Well, whaddaya know … you really do have to pass the bill to find out what’s in it. In a last-gasp overnight session, the Senate passed both the Phase 4 COVID-19 relief bill and the continuing resolution, both in forms that could have been settled months ago. Both bills will go to the White House for Donald Trump’s signature as soon as the paperwork is readied.
The Phase 4 bill’s parameters were well known enough to be recited in one’s sleep. The CR, however, had a couple of surprises, not the least of which was a codicil reneging on a previous agreement to end tax credits in the wind-energy sector. Senate Republicans objected to the extension, but by then there wasn’t much to be done about it. Which was precisely the point, of course:
The Senate late Monday night cleared a mammoth spending package for President Donald Trump’s signature that would provide nearly $900 billion to address the COVID-19 pandemic and fund federal agencies through the fiscal year ending Sept. 30, 2021.

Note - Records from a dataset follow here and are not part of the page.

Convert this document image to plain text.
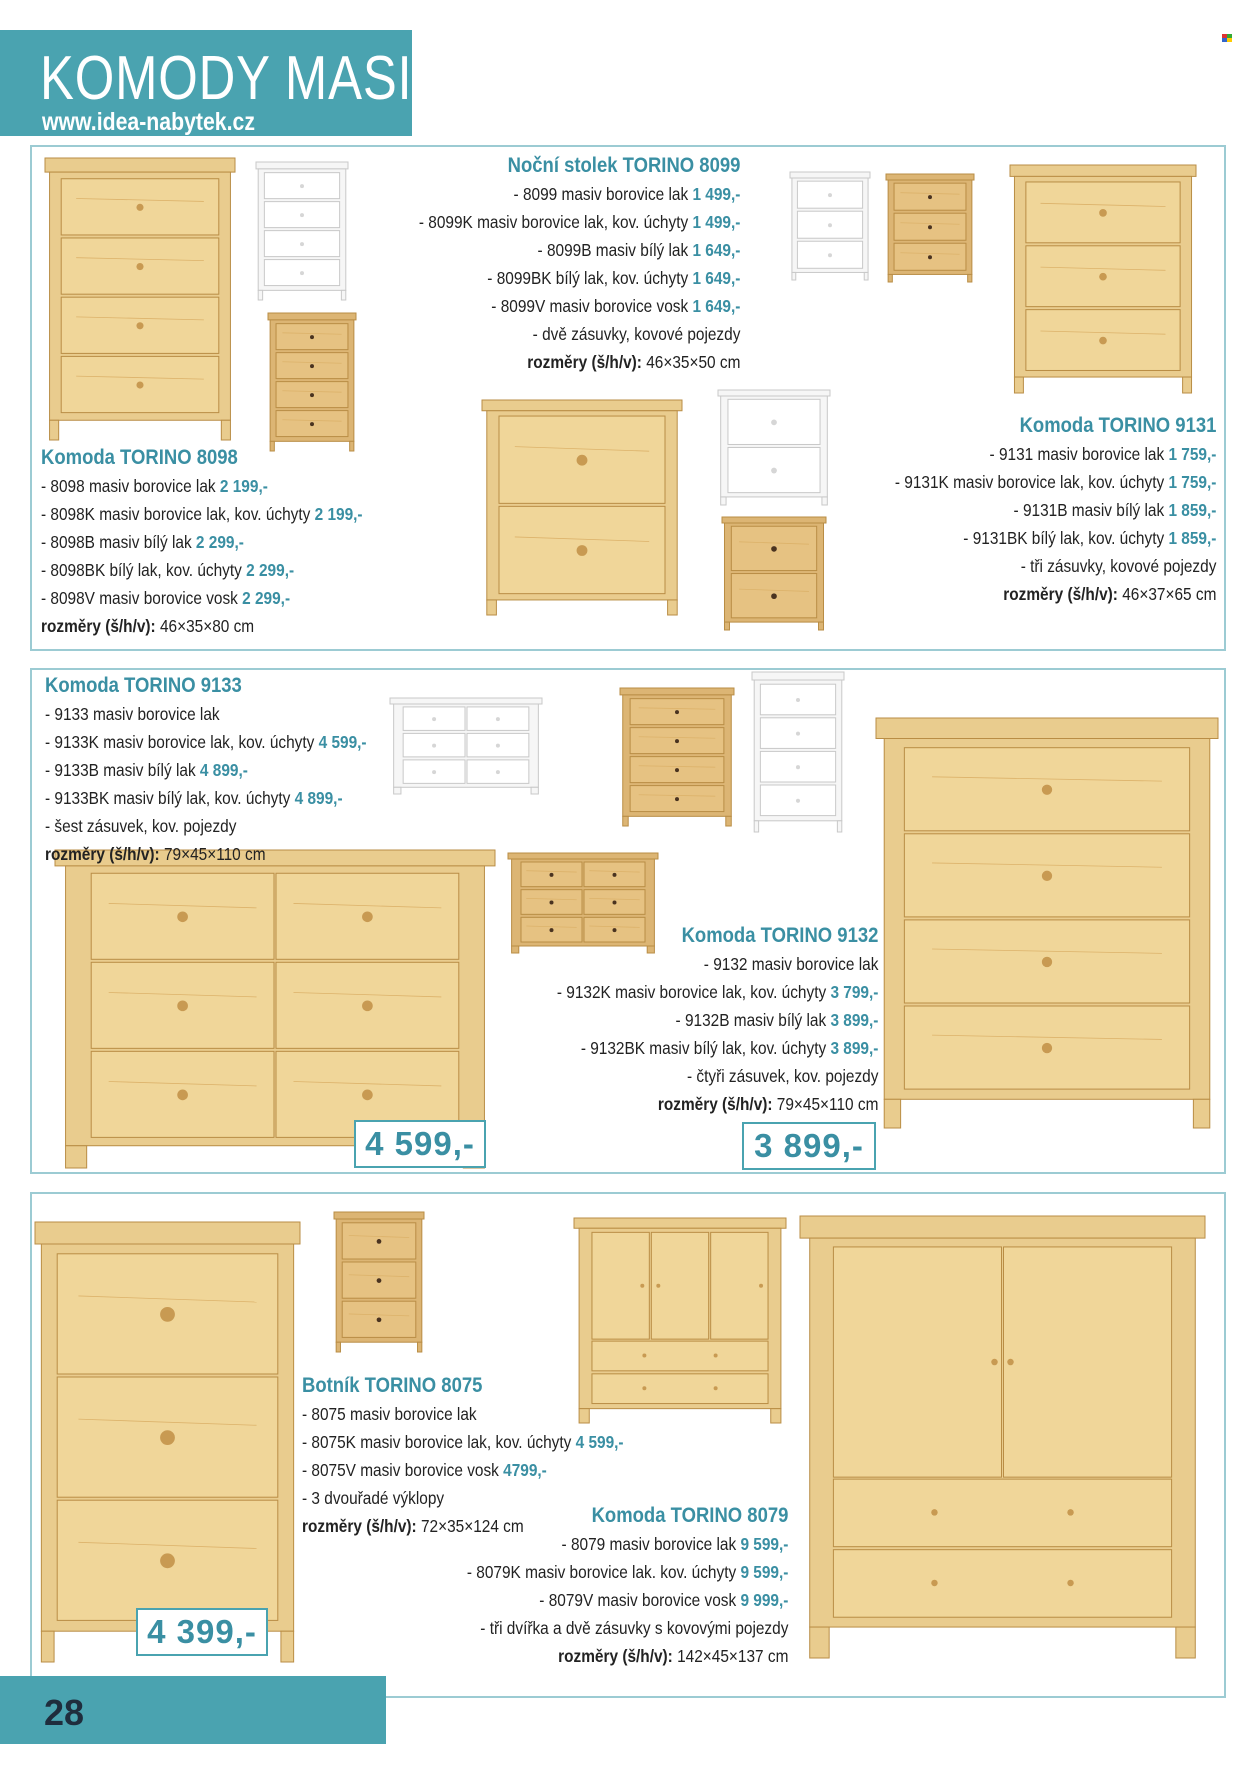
KOMODY MASIV
www.idea-nabytek.cz
Noční stolek TORINO 8099
- 8099 masiv borovice lak 1 499,-
- 8099K masiv borovice lak, kov. úchyty 1 499,-
- 8099B masiv bílý lak 1 649,-
- 8099BK bílý lak, kov. úchyty 1 649,-
- 8099V masiv borovice vosk 1 649,-
- dvě zásuvky, kovové pojezdy
rozměry (š/h/v): 46×35×50 cm
Komoda TORINO 8098
- 8098 masiv borovice lak 2 199,-
- 8098K masiv borovice lak, kov. úchyty 2 199,-
- 8098B masiv bílý lak 2 299,-
- 8098BK bílý lak, kov. úchyty 2 299,-
- 8098V masiv borovice vosk 2 299,-
rozměry (š/h/v): 46×35×80 cm
Komoda TORINO 9131
- 9131 masiv borovice lak 1 759,-
- 9131K masiv borovice lak, kov. úchyty 1 759,-
- 9131B masiv bílý lak 1 859,-
- 9131BK bílý lak, kov. úchyty 1 859,-
- tři zásuvky, kovové pojezdy
rozměry (š/h/v): 46×37×65 cm
Komoda TORINO 9133
- 9133 masiv borovice lak
- 9133K masiv borovice lak, kov. úchyty 4 599,-
- 9133B masiv bílý lak 4 899,-
- 9133BK masiv bílý lak, kov. úchyty 4 899,-
- šest zásuvek, kov. pojezdy
rozměry (š/h/v): 79×45×110 cm
Komoda TORINO 9132
- 9132 masiv borovice lak
- 9132K masiv borovice lak, kov. úchyty 3 799,-
- 9132B masiv bílý lak 3 899,-
- 9132BK masiv bílý lak, kov. úchyty 3 899,-
- čtyři zásuvek, kov. pojezdy
rozměry (š/h/v): 79×45×110 cm
Botník TORINO 8075
- 8075 masiv borovice lak
- 8075K masiv borovice lak, kov. úchyty 4 599,-
- 8075V masiv borovice vosk 4799,-
- 3 dvouřadé výklopy
rozměry (š/h/v): 72×35×124 cm	Komoda TORINO 8079
- 8079 masiv borovice lak 9 599,-
- 8079K masiv borovice lak. kov. úchyty 9 599,-
- 8079V masiv borovice vosk 9 999,-
- tři dvířka a dvě zásuvky s kovovými pojezdy
rozměry (š/h/v): 142×45×137 cm
4 599,-	3 899,-
4 399,-
28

Trump is expected to sign the legislation, though it could take a few extra days to get the paperwork ready. As insurance against a partial government shutdown, lawmakers also sent Trump a weeklong continuing resolution on Monday night, with little over an hour until the current funding extension was set to lapse.

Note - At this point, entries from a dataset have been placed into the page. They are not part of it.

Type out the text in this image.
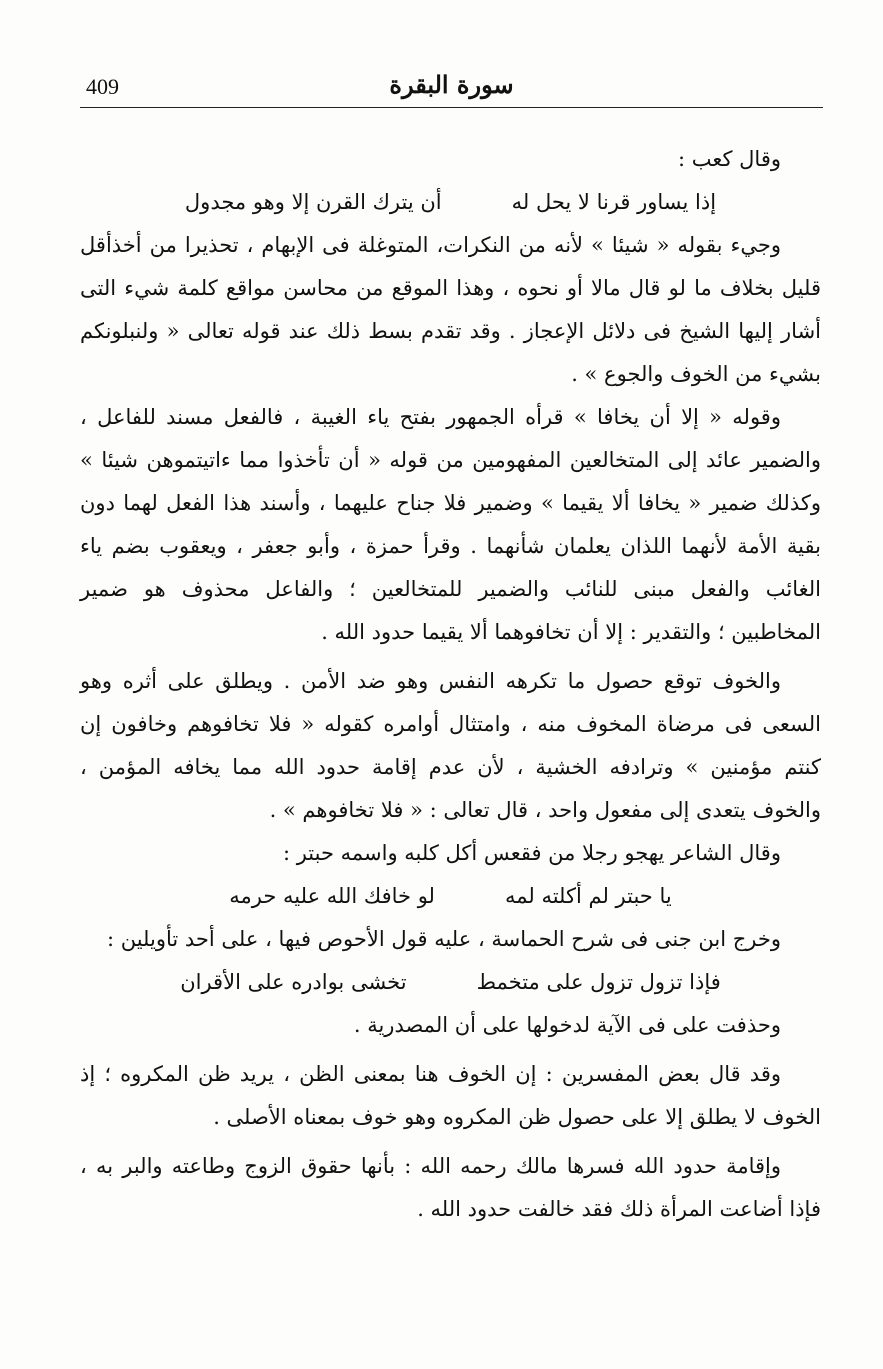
409	سورة البقرة

وقال كعب :

إذا يساور قرنا لا يحل له
أن يترك القرن إلا وهو مجدول

وجيء بقوله « شيئا » لأنه من النكرات، المتوغلة فى الإبهام ، تحذيرا من أخذأقل قليل بخلاف ما لو قال مالا أو نحوه ، وهذا الموقع من محاسن مواقع كلمة شيء التى أشار إليها الشيخ فى دلائل الإعجاز . وقد تقدم بسط ذلك عند قوله تعالى « ولنبلونكم بشيء من الخوف والجوع » .

وقوله « إلا أن يخافا » قرأه الجمهور بفتح ياء الغيبة ، فالفعل مسند للفاعل ، والضمير عائد إلى المتخالعين المفهومين من قوله « أن تأخذوا مما ءاتيتموهن شيئا » وكذلك ضمير « يخافا ألا يقيما » وضمير فلا جناح عليهما ، وأسند هذا الفعل لهما دون بقية الأمة لأنهما اللذان يعلمان شأنهما . وقرأ حمزة ، وأبو جعفر ، ويعقوب بضم ياء الغائب والفعل مبنى للنائب والضمير للمتخالعين ؛ والفاعل محذوف هو ضمير المخاطبين ؛ والتقدير : إلا أن تخافوهما ألا يقيما حدود الله .

والخوف توقع حصول ما تكرهه النفس وهو ضد الأمن . ويطلق على أثره وهو السعى فى مرضاة المخوف منه ، وامتثال أوامره كقوله « فلا تخافوهم وخافون إن كنتم مؤمنين » وترادفه الخشية ، لأن عدم إقامة حدود الله مما يخافه المؤمن ، والخوف يتعدى إلى مفعول واحد ، قال تعالى : « فلا تخافوهم » .

وقال الشاعر يهجو رجلا من فقعس أكل كلبه واسمه حبتر :

يا حبتر لم أكلته لمه
لو خافك الله عليه حرمه

وخرج ابن جنى فى شرح الحماسة ، عليه قول الأحوص فيها ، على أحد تأويلين :

فإذا تزول تزول على متخمط
تخشى بوادره على الأقران

وحذفت على فى الآية لدخولها على أن المصدرية .

وقد قال بعض المفسرين : إن الخوف هنا بمعنى الظن ، يريد ظن المكروه ؛ إذ الخوف لا يطلق إلا على حصول ظن المكروه وهو خوف بمعناه الأصلى .

وإقامة حدود الله فسرها مالك رحمه الله : بأنها حقوق الزوج وطاعته والبر به ، فإذا أضاعت المرأة ذلك فقد خالفت حدود الله .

The Senate cleared the measure on a 92-6 vote after a brief debate that mainly focused on the underlying bill’s one-year extension of production tax credits for wind energy. Senate Republicans from coal- and natural gas-producing states argued that they discovered the wind credit “surprise” when reviewing the massive 5,593-page bill, and cited a deal cut five years ago to phase the credit out completely.
“I feel like I’m living in episode of the ‘Twilight Zone,’” Sen. Kevin Cramer, R-N.D., said on the floor, referring to the wind credit as a “market-distorting atrocity.” Cramer and fellow North Dakota Republican John Hoeven, along with James Lankford, R-Okla., tried to amend the package to strip out the wind credit extension, but Finance Committee ranking member Ron Wyden, D-Ore., objected.